I just started to learn about Cassandra and I have a pretty specific question. After looking at some videos and tutorials in my understanding there is 1 primary that includes partition keys and clustering keys.
So my question is: If I have some data that looks like this:
Unit: (unit_id, unit_name, unit_description)
and I want to save units working hours that look like:
Working hours: (unit_id, day, start_time, end_time)
What would you suggest the data modeling should look like? In addition to that, if I have to get all units that work on Sunday or all units that start at 10:00, what would you suggest to do?
CodePudding user response:
You're actually doing it backwards by starting with how you want to store the data. It's a common mistake for those coming from a traditional relational background.
In Cassandra data modelling, we always start with the application query. For each app query, we would design a CQL table for it.

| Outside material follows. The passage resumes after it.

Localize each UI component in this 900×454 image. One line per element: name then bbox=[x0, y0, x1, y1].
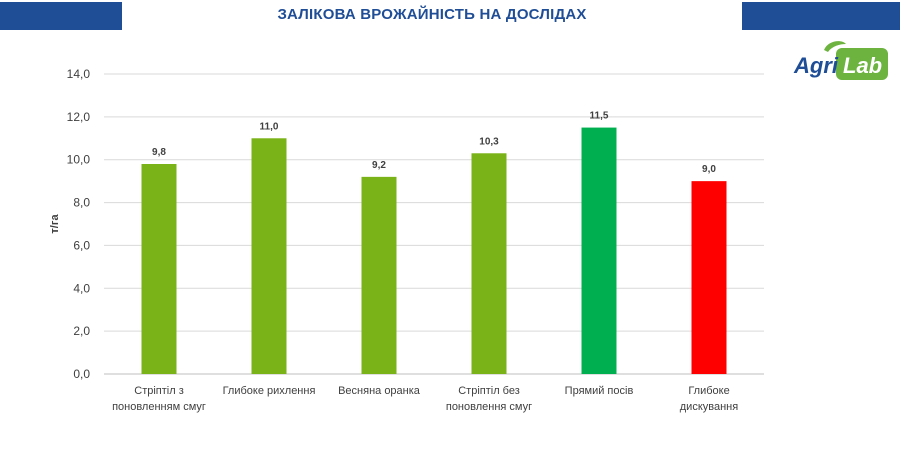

If your app query is "get units where day is X", we would design a table that looks like this:
CREATE TABLE units_by_day (
day text,
unit_id text,
...
PRIMARY KEY (day, unit_id)
)
For each day, there are one or more rows of units (clustered by unit_id
). To retrieve the units that worked on Sunday:
SELECT unit_id FROM units_by_day WHERE day = 'Sunday'
If your app query is "get units that worked on day X and started at Y":
CREATE TABLE units_by_day_starttime (
day text,
start_time time,
unit_id text,
...
PRIMARY KEY (day, start_time, unit_id)
)
And the CQL query would look like:
SELECT unit_id FROM units_by_day_starttime
WHERE day = ?
AND start_time = ?
Note that you can also do range queries on start_time
like:
SELECT unit_id FROM units_by_day_starttime
WHERE day = ?
AND start_time >= ?
AND start_time < ?
Cheers!